Tea – There’s Just Something About It
In our house Betty does most of the cooking, except for the brewing of a good pot of tea. That task is mine, a role I accept with enthusiasm.
Tea and health go quite well together. There’re plenty of positive reports, and in any photo of me you’re more than likely to see a cup nearby. Yet while tea is today the world’s most widely-consumed beverage, even tea drinkers may get sick and/or die early, reminding me of the need to always be on the lookout for the nuances that could account for who benefits and who might not.
Here’s what I’ve found that can help you. Let’s start with a bit of background first, so you know why it’s important.
Did you know that both green and black teas come from the same plant? It’s called Camellia sinensis, and color of the tea is determined by how it’s been harvested and processed. Green tea is non-fermented and receives the least amount of processing. Black teas undergo full fermentation and are processed the most. Yellow, white, and oolong grey teas are named according to their varying degrees of fermentation, which will always be more than green, and less than black.

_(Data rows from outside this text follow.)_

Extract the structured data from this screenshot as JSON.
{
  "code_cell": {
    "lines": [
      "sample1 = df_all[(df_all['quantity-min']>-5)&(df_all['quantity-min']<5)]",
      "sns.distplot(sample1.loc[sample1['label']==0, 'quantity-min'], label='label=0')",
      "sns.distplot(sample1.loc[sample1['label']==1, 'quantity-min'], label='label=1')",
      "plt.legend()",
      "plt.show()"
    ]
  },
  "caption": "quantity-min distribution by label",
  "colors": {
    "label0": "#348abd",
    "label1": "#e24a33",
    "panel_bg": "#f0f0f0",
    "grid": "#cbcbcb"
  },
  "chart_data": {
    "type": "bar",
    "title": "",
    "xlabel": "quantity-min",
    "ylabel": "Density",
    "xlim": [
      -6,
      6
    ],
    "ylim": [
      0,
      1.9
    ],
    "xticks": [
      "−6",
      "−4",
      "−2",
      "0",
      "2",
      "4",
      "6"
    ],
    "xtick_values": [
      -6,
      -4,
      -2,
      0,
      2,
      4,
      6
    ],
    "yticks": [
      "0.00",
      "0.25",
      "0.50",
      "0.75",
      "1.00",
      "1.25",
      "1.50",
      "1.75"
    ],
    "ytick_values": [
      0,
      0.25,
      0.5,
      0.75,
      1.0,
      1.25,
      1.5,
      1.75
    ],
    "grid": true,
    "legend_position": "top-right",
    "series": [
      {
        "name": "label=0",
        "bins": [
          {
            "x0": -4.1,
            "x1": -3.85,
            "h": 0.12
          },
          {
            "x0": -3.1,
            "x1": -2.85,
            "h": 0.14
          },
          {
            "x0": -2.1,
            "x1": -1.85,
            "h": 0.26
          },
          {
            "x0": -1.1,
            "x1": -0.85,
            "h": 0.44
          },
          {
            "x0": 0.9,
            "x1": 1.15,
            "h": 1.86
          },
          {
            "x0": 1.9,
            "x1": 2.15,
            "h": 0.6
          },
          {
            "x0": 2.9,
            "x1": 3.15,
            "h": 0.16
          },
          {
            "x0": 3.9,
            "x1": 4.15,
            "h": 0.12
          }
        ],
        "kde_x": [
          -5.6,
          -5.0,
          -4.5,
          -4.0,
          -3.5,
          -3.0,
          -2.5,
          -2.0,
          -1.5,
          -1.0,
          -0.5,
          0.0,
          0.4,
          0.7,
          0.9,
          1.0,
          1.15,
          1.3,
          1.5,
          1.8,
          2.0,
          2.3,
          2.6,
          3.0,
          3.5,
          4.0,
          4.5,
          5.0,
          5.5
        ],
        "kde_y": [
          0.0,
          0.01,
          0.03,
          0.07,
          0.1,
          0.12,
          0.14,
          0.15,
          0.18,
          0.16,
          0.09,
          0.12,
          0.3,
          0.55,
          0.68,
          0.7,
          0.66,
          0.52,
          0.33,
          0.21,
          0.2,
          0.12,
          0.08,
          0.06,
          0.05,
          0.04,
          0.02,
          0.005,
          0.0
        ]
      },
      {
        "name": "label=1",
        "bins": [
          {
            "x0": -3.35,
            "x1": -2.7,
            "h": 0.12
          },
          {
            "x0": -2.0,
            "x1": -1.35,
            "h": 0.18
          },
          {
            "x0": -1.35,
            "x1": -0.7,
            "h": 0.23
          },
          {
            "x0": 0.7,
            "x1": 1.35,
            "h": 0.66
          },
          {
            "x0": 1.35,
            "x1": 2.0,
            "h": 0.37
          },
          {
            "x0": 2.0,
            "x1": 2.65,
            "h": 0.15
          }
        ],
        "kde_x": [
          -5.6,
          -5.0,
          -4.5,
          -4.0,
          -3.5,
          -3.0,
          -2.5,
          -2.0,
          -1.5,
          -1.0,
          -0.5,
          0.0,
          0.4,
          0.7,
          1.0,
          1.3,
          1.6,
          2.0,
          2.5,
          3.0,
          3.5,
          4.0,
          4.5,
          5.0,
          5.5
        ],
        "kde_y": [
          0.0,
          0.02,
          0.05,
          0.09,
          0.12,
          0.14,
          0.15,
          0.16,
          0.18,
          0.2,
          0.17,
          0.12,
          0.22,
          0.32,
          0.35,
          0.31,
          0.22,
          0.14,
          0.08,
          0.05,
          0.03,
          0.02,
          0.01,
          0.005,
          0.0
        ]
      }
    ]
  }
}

Tea leaves are harvested in spring and early summer. Hand-picked teas results in limited tearing of the leaf, so will have better flavor and retain more of the gene-protecting polyphenols* that characterize their health benefit.

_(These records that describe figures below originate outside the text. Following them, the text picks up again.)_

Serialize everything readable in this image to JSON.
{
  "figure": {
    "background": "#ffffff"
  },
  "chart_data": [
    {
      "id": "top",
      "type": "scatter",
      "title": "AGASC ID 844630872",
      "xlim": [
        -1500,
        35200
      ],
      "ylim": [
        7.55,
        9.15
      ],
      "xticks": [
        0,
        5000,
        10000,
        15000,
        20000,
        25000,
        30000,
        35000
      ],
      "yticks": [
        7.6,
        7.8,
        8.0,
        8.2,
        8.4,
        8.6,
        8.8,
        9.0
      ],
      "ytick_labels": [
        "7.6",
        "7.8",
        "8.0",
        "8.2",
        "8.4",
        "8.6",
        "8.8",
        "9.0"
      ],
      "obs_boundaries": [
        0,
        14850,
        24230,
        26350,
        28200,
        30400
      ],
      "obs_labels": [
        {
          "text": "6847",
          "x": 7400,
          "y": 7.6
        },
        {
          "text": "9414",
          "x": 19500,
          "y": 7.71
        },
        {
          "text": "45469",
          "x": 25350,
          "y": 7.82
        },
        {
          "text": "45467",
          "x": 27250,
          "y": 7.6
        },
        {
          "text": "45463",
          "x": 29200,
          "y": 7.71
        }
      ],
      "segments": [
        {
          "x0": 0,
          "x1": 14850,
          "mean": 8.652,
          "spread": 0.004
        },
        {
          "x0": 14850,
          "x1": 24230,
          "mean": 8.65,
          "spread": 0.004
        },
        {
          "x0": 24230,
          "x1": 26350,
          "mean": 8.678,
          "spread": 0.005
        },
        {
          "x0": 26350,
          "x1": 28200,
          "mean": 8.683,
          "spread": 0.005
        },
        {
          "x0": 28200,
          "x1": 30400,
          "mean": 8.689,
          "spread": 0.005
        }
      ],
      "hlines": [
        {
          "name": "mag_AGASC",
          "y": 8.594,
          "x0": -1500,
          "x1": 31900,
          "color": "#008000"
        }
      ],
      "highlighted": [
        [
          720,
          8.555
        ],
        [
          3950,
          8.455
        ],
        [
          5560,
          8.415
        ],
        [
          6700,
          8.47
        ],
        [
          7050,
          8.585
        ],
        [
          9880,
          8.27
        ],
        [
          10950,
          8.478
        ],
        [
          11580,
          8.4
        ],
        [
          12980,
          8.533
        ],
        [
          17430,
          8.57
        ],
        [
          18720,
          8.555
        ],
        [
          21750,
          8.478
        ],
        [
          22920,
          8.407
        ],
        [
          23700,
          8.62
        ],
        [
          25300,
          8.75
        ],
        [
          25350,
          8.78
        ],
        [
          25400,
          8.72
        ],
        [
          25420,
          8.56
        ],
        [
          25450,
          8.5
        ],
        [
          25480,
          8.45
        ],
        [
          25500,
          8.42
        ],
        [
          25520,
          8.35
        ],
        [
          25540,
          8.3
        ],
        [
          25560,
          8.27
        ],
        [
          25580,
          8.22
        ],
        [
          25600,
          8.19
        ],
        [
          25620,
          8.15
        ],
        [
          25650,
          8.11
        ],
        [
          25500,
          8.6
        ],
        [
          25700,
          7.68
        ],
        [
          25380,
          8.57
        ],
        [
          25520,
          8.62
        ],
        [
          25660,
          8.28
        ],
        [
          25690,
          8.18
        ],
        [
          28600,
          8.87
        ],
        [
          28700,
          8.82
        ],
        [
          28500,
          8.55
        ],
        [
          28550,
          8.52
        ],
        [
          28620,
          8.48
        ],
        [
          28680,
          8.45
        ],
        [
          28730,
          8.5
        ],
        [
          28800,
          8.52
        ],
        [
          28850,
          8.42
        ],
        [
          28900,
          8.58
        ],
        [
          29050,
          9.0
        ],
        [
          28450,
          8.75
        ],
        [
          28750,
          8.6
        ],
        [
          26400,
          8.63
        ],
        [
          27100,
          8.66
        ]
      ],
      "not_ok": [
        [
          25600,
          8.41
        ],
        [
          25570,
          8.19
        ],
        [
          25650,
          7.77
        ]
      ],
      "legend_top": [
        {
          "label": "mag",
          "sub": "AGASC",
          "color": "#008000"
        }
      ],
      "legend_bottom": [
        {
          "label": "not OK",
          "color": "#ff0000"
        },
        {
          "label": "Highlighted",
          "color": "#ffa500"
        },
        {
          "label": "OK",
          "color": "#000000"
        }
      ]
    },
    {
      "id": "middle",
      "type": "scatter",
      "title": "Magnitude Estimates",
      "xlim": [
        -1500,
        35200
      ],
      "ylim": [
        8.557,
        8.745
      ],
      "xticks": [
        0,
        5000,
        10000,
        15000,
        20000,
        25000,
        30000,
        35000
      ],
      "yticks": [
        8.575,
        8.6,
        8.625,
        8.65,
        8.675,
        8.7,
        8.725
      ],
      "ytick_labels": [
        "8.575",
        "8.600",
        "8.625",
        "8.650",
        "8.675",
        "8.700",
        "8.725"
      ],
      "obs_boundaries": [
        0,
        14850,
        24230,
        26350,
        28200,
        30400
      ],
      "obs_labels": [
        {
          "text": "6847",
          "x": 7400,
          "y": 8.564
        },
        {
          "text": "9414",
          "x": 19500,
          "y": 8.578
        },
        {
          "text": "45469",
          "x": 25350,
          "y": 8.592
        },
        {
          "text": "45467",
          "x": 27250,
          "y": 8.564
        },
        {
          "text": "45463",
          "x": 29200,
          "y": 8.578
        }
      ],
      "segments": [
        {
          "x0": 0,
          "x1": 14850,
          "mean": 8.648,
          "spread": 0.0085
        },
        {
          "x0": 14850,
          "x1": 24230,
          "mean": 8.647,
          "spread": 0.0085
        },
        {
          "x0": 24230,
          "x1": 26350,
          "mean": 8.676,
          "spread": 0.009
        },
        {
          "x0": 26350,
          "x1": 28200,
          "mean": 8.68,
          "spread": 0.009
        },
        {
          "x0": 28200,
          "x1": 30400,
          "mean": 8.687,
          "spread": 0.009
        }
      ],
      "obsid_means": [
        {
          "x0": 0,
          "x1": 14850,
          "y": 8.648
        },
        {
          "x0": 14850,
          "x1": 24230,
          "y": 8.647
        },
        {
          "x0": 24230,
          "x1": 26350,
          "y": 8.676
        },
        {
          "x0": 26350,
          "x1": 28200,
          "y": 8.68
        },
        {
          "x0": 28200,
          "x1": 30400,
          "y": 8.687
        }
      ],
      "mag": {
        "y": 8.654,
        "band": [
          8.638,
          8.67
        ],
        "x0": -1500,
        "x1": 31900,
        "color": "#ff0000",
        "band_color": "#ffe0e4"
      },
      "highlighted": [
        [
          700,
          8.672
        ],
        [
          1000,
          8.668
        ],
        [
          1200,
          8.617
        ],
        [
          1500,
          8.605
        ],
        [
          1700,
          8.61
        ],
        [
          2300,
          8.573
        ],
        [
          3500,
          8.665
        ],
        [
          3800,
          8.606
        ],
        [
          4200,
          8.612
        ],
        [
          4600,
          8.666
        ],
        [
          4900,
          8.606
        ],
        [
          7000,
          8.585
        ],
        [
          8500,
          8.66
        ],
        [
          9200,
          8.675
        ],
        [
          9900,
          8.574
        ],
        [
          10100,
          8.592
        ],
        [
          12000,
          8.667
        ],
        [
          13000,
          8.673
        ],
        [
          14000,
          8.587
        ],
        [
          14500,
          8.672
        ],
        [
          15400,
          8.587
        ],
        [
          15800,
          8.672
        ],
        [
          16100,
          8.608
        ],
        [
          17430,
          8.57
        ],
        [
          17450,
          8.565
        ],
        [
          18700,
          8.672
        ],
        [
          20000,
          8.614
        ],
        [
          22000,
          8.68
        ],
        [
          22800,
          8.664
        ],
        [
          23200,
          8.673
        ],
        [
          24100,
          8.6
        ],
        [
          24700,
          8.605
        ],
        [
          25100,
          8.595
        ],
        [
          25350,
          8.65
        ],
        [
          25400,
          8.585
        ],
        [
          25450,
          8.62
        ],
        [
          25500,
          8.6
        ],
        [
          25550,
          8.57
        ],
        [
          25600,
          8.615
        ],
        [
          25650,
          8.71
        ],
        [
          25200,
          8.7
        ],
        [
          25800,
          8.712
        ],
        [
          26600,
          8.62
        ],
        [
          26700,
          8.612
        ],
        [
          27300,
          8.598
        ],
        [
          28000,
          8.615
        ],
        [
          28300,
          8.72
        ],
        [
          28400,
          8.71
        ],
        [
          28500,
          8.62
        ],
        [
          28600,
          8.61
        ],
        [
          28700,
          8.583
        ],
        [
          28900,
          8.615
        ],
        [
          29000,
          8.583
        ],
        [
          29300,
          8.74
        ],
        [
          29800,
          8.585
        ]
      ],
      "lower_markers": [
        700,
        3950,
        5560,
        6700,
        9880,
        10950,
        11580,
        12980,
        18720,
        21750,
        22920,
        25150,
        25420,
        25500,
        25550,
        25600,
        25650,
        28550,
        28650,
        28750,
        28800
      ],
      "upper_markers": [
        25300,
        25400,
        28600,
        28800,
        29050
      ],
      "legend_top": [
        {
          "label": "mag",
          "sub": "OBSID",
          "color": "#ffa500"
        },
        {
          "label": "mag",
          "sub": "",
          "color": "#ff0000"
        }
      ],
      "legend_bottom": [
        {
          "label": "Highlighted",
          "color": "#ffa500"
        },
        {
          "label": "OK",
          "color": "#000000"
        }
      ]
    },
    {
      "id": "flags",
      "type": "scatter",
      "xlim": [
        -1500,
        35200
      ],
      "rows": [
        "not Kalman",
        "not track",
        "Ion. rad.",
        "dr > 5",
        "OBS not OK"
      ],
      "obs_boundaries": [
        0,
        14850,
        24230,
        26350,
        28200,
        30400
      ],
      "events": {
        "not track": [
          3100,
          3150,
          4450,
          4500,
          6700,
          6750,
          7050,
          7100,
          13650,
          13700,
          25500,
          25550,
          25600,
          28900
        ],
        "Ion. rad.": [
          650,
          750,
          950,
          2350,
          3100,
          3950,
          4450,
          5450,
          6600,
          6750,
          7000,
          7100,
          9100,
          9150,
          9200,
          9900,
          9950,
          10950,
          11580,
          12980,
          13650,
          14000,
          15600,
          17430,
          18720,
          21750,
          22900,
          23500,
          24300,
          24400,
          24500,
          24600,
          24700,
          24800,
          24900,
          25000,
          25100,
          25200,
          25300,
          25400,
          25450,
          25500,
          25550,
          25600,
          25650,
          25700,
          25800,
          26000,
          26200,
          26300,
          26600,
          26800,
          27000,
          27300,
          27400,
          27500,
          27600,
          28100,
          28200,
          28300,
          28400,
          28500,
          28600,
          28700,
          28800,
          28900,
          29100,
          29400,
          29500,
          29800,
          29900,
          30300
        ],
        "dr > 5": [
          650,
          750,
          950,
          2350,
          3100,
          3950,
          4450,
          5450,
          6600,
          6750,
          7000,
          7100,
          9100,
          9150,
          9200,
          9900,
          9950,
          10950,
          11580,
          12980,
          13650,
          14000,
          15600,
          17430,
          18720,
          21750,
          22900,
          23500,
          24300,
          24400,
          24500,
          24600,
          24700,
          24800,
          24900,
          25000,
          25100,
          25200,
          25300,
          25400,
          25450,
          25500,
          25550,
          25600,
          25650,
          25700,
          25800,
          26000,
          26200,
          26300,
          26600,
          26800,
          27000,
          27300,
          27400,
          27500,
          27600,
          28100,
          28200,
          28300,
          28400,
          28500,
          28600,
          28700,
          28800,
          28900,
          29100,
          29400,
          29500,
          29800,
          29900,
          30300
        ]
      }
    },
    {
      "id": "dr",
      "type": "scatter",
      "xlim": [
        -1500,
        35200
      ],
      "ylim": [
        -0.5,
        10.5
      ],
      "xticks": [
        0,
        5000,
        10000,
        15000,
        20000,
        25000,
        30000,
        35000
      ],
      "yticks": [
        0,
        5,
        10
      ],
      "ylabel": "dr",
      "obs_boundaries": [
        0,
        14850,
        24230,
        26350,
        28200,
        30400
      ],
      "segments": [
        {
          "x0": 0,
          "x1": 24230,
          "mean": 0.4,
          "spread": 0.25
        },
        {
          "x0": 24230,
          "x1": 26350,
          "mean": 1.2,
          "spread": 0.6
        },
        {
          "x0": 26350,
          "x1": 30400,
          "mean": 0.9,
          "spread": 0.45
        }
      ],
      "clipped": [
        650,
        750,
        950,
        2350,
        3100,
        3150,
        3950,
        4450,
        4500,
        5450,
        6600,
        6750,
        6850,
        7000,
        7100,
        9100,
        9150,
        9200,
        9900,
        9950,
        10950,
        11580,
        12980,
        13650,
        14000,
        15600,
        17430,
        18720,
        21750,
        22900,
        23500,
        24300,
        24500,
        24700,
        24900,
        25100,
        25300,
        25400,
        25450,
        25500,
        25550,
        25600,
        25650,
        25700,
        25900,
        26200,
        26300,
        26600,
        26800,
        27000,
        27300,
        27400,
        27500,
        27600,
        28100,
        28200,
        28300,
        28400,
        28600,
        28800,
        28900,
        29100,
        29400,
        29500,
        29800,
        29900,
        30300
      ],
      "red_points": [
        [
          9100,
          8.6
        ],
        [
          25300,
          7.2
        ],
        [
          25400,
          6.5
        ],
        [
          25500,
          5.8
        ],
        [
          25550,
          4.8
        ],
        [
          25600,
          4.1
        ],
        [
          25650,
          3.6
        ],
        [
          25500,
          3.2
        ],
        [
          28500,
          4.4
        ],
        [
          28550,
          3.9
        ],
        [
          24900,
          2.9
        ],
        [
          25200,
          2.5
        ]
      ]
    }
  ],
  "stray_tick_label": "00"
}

Teas that have been harvested and processed carefully are the ones most likely to provide the health benefits that you’ve heard about. Green teas, for instance, tend to be of greatest help in preventing cancer (partially due to its genoprotective effect), while the better black teas have been reported to be of most help in preventing arterial and vascular-related diseases. The tea that does the best job of helping to prevent both cancer and arterial disease is oolong grey**, which is stopped from further fermentation about two-thirds of the way into the process.

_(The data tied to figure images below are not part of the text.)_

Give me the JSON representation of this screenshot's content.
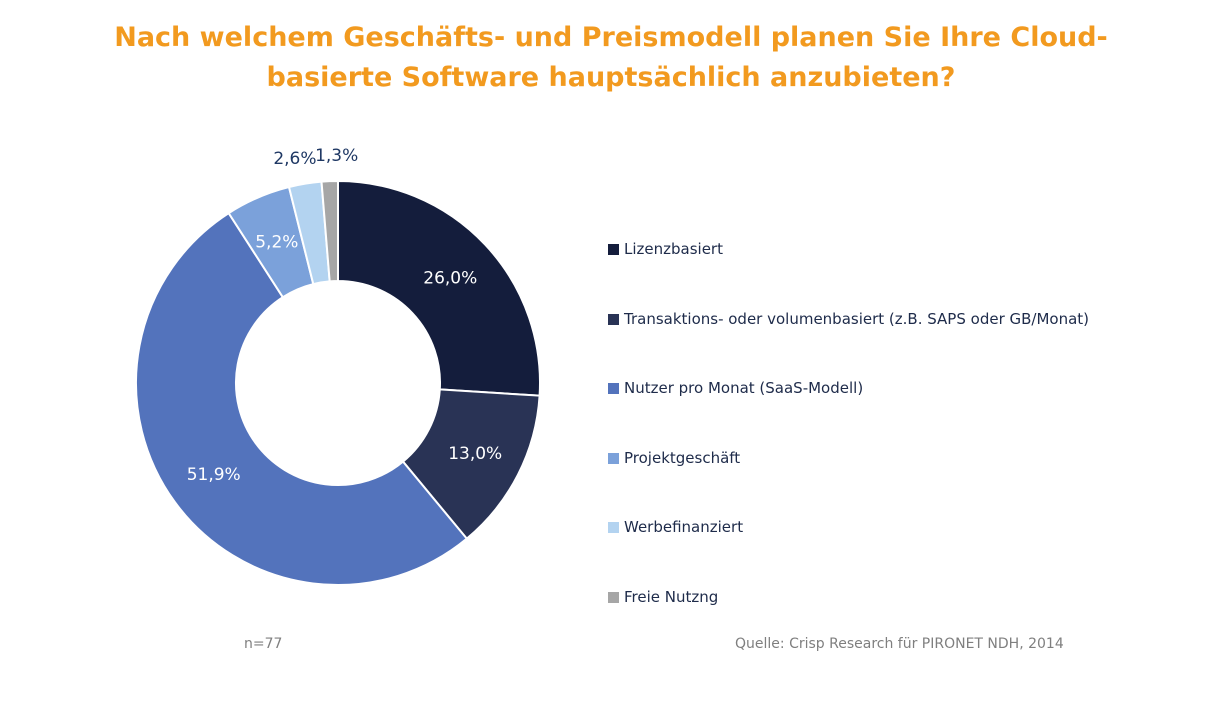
{
  "title": {
    "line1": "Nach welchem Geschäfts- und Preismodell planen Sie Ihre Cloud-",
    "line2": "basierte Software hauptsächlich anzubieten?"
  },
  "chart_data": {
    "type": "pie",
    "style": "donut",
    "categories": [
      "Lizenzbasiert",
      "Transaktions- oder volumenbasiert (z.B. SAPS oder GB/Monat)",
      "Nutzer pro Monat (SaaS-Modell)",
      "Projektgeschäft",
      "Werbefinanziert",
      "Freie Nutzng"
    ],
    "values": [
      26.0,
      13.0,
      51.9,
      5.2,
      2.6,
      1.3
    ],
    "labels": [
      "26,0%",
      "13,0%",
      "51,9%",
      "5,2%",
      "2,6%",
      "1,3%"
    ],
    "colors": [
      "#141D3C",
      "#293355",
      "#5373BC",
      "#7BA1DA",
      "#B3D3F0",
      "#A6A6A6"
    ],
    "legend_position": "right"
  },
  "footer": {
    "n": "n=77",
    "source": "Quelle: Crisp Research für PIRONET NDH, 2014"
  }
}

As with any other product, suppliers of teas that retain this higher level of quality will likely brag about it and charge a bit more. On the other hand, the more common commercial teas in individual tea bags are generally harvested by machines that tear or bruise a higher percentage of the leaves before processing. Some of the protective polyphenols are also lost in this high volume processing.
So, if you want the best results from teas you are better off getting loose leaf teas from suppliers who brag about and describe the quality of their product.
Now for the best part…how to prepare it!
The better green teas will be appear as small balls of tea leaves and may be described as gunpowder teas. The better oolong teas will be lighter in weight and greater in volume.
Use about 1 heaping tablespoon of loose leaf per 4-cup pot. Pour boiling water over the leaves and let steep 10-15 minutes before drinking, either by itself or (as I prefer) with a little cream added.
Our favorite morning tea, by the way, is 1 heaping tablespoon Ceylon black plus ½ tablespoon oolong.
During the daytime we also enjoy 1 level tablespoon of gunpowder green mixed with 1 level tablespoon of jasmine along with a pinch of peppermint. This tea is best without cream added.
Enjoy and thrive!
*ECG (epicatechin gallate)
Abib, RT, et al., J Med Food 13(5)1111-5, Oct 2010.
**A study this past month showed oolong produces a unique molecule, Theasinensins, that serves the arterial system in a completely different manner than green or regular black tea. It does this by inhibiting the genetic expression of the Cox2 gene that otherwise promotes arterial disease-causing inflammation.
Hou, DX, et al., J Agric Food Chem Nov 17, 2010.